Un día se levantó de la cama y decidió cambiar el mundo.
Empezaría por lo más básico, los niños. Les enseñaría a pensar y a soñar, a
trabajar duro y a no darse nunca por vencidos. Les explicó lo necesario del
equilibrio en la vida, la necesidad de disfrutar y soñar en la misma cantidad
que de trabajar y estudiar. Les mostró el amor inocente y desinteresado y,
sobre todo, les enseñó a confiar. Una vez acabó con ellos, continuó con los
jóvenes. A ellos les invitó a madurar, a tener iniciativa y ser fuertes, a
patear las piedras que se les pusieran en el camino y a superar cualquier clase
de obstáculos. Les enseñó lo que es amar con pasión y luchar hasta el final.
Les enseñó lo que es la traición y como sobrellevarla. A continuación, siguió con los adultos. A
ellos les enseñó moderación, templanza. Ejercitó su paciencia y lógica, y les
mostró en que luchas debían pelear y cuales debían dejar pasar. Les mostró cómo
disfrutar de la vida. Les enseñó lo que es el amor basado en la confianza y la
importancia del perdón. Y por último, terminó con los ancianos. A ellos les
enseñó a apreciar la vida vivida, a cuidar de sus familiares, aceptar los
nuevos tiempos y a preparar a las nuevas generaciones. Les enseñó lo que es el
amor eterno, a apreciar la belleza de la
vida efímera.

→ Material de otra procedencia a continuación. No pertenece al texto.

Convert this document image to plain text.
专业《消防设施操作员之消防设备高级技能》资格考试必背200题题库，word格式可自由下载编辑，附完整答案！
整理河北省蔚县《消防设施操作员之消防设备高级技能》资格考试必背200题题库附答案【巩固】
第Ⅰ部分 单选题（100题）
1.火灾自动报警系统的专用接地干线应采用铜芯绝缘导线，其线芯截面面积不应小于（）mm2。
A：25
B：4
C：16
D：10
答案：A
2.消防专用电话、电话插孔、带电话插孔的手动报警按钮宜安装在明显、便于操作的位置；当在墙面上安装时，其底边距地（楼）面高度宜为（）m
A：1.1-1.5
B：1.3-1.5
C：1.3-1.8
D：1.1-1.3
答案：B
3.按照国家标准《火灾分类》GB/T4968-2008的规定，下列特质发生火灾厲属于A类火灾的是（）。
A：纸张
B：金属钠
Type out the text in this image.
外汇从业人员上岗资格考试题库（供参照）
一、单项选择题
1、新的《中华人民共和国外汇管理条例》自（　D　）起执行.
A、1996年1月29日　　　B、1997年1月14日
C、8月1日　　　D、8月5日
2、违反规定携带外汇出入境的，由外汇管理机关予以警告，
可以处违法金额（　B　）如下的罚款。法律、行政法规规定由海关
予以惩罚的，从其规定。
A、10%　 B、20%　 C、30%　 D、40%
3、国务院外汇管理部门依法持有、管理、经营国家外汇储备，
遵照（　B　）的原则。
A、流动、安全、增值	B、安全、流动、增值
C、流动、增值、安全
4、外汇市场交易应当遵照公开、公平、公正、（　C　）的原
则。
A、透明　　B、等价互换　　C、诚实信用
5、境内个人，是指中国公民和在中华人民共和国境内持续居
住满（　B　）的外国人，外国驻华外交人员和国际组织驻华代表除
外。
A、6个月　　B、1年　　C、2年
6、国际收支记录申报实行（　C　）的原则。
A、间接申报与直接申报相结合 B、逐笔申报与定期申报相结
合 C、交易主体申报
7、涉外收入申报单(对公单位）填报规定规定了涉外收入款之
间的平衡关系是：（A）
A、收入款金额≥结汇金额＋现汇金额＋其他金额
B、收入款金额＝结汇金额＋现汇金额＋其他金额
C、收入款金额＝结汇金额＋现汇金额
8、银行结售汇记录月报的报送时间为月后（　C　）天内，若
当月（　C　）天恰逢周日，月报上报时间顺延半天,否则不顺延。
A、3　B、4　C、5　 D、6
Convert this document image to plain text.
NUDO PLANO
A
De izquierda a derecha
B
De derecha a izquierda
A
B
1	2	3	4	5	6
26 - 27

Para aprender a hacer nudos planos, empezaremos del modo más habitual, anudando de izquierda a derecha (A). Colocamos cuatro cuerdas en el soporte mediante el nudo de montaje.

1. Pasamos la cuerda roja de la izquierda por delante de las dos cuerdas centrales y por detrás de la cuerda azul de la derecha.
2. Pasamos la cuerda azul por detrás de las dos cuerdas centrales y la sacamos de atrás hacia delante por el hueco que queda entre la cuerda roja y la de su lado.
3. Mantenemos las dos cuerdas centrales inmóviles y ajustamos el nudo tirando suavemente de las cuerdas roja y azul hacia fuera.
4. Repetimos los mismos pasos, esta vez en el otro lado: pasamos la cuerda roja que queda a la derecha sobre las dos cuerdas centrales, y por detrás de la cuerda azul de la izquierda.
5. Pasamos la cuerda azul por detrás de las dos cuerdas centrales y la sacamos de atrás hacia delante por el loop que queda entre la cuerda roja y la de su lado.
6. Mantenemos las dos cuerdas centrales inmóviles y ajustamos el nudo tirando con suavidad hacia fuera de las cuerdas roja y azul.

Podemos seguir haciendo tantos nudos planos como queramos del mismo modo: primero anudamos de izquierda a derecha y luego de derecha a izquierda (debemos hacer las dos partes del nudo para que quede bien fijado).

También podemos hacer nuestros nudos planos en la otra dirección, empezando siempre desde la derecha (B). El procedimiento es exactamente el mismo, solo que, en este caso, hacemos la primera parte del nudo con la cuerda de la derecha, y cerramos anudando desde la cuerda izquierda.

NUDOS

A seguir descubriendo y nunca dejar escapar la pequeña llama de
la esperanza que todos llevamos dentro. A estar en paz con uno mismo y con el
mundo para, cuando llegará el momento,
partir sin recelos ni arrepentimientos. Cuando terminó, volvió a la cama
y se durmió con la sensación de haber aprovechado el día.